Wednesday 30 January 2013

Anna Karenina (2012)





Director: Joe Wright

I first met Anna Karenina about two years ago when I watched film by Bernard Rose with Sophie Marceau and Sean Bean in the leading roles. I fell in love with the story from the first sight. It was something romantically daring but, at the same time, sad and sentimental. Since then I have reached for the Leo Tolstoy's book from time to time but have not reached it yet. I do not know what is holding me back but I cannot pull myself together and finally read it. Maybe that is the reason why I was looking forward to the new cinematographic adaptation of Anna Karenina. I had to relive the story once again.

In the course of time, the plot obviously has not changed but the way how it is presented does have. No royal castles, estates but just a stage in an old theatre which  transforms from a ballroom to a skating-rink in less than a minute. All the cream of society plays theatre because it is forbidden to reveal your true emotions. Anna did not obey this rule. She was fulfilled with passion, desire and happiness so much that she could not control herself. Anna finally had found a man who she loved and who loved her (but maybe it was just lust and desire?). Nothing could stop them except for the condemnation of the classies. That ruined everything Anna had ever believed in.

Frankly speaking, at the beginning of the film I was in complete perplexity because I could not understand why everything was happening in one place and therefore I was kinda bored but, as the story went by, I became more and more interested (I finally understood that this Anna Karenina is full of surprises and there were much more of those to come).

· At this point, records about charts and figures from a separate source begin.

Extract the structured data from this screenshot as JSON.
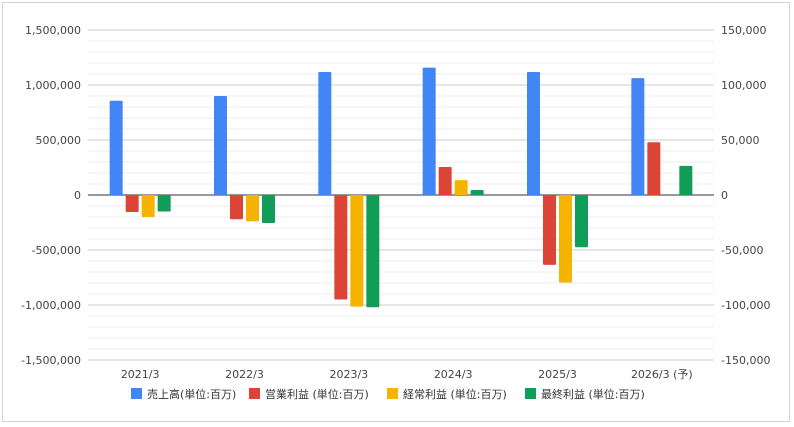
{
  "chart_data": {
    "type": "bar",
    "categories": [
      "2021/3",
      "2022/3",
      "2023/3",
      "2024/3",
      "2025/3",
      "2026/3 (予)"
    ],
    "series": [
      {
        "name": "売上高(単位:百万)",
        "color": "#4285F4",
        "axis": "left",
        "values": [
          857000,
          900000,
          1118000,
          1158000,
          1118000,
          1063000
        ]
      },
      {
        "name": "営業利益 (単位:百万)",
        "color": "#DB4437",
        "axis": "right",
        "values": [
          -15500,
          -22000,
          -95000,
          25500,
          -63500,
          48000
        ]
      },
      {
        "name": "経常利益 (単位:百万)",
        "color": "#F4B400",
        "axis": "right",
        "values": [
          -20000,
          -24000,
          -101500,
          13500,
          -79500,
          null
        ]
      },
      {
        "name": "最終利益 (単位:百万)",
        "color": "#0F9D58",
        "axis": "right",
        "values": [
          -15000,
          -25500,
          -102000,
          4500,
          -47500,
          26500
        ]
      }
    ],
    "y_left": {
      "range": [
        -1500000,
        1500000
      ],
      "tick_labels": [
        "1,500,000",
        "1,000,000",
        "500,000",
        "0",
        "-500,000",
        "-1,000,000",
        "-1,500,000"
      ],
      "tick_values": [
        1500000,
        1000000,
        500000,
        0,
        -500000,
        -1000000,
        -1500000
      ]
    },
    "y_right": {
      "range": [
        -150000,
        150000
      ],
      "tick_labels": [
        "150,000",
        "100,000",
        "50,000",
        "0",
        "-50,000",
        "-100,000",
        "-150,000"
      ],
      "tick_values": [
        150000,
        100000,
        50000,
        0,
        -50000,
        -100000,
        -150000
      ]
    },
    "grid": true,
    "legend_position": "bottom"
  }
}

Apparently, Joe Wright (Director of Pride and Prejudice) wanted us,  spectators, to think outside the box, as there is a lot of subtext to comprehend. 

I have to admit that this film really is a masterpiece - the costumes, make-up and the way how Joe manages to capture sunlight, mist and wind. And he did not forget about the Russian culture as well (songs, words, traditional food). Keira Knightley is fascinating, although I do not like that sometimes when she smiles, her eyes are almost closed but that is the matter of inheritance, not her acting skills. Let's not forget Jude Law as well. His character is not as notable as the one Aaron Taylor-Johnson (still not sure about him) portrays but the manner how Law plays his little scenes is outstanding. He does not do much but how he does... 

Overall, I must say that at first I was not pleasantly surprised and did not think that "Anna Karenina" was something I would watch again and again or the film that deserves Oscars but... As I am thinking over and over again, Joe Wright's adaptation was not as bad as I considered initially. (I just was not well prepared but you are now.) Actually it is pretty sensational ( which else of the nominated films was discussed so much by the critics). Who cares that sometimes there was too much of directness in cases of intimacy. This is one of those films that can be watched on St. Valentine's day. Well maybe not so much for the Anna and Vronsky's lust, as for the pure love of Kitty and Levin.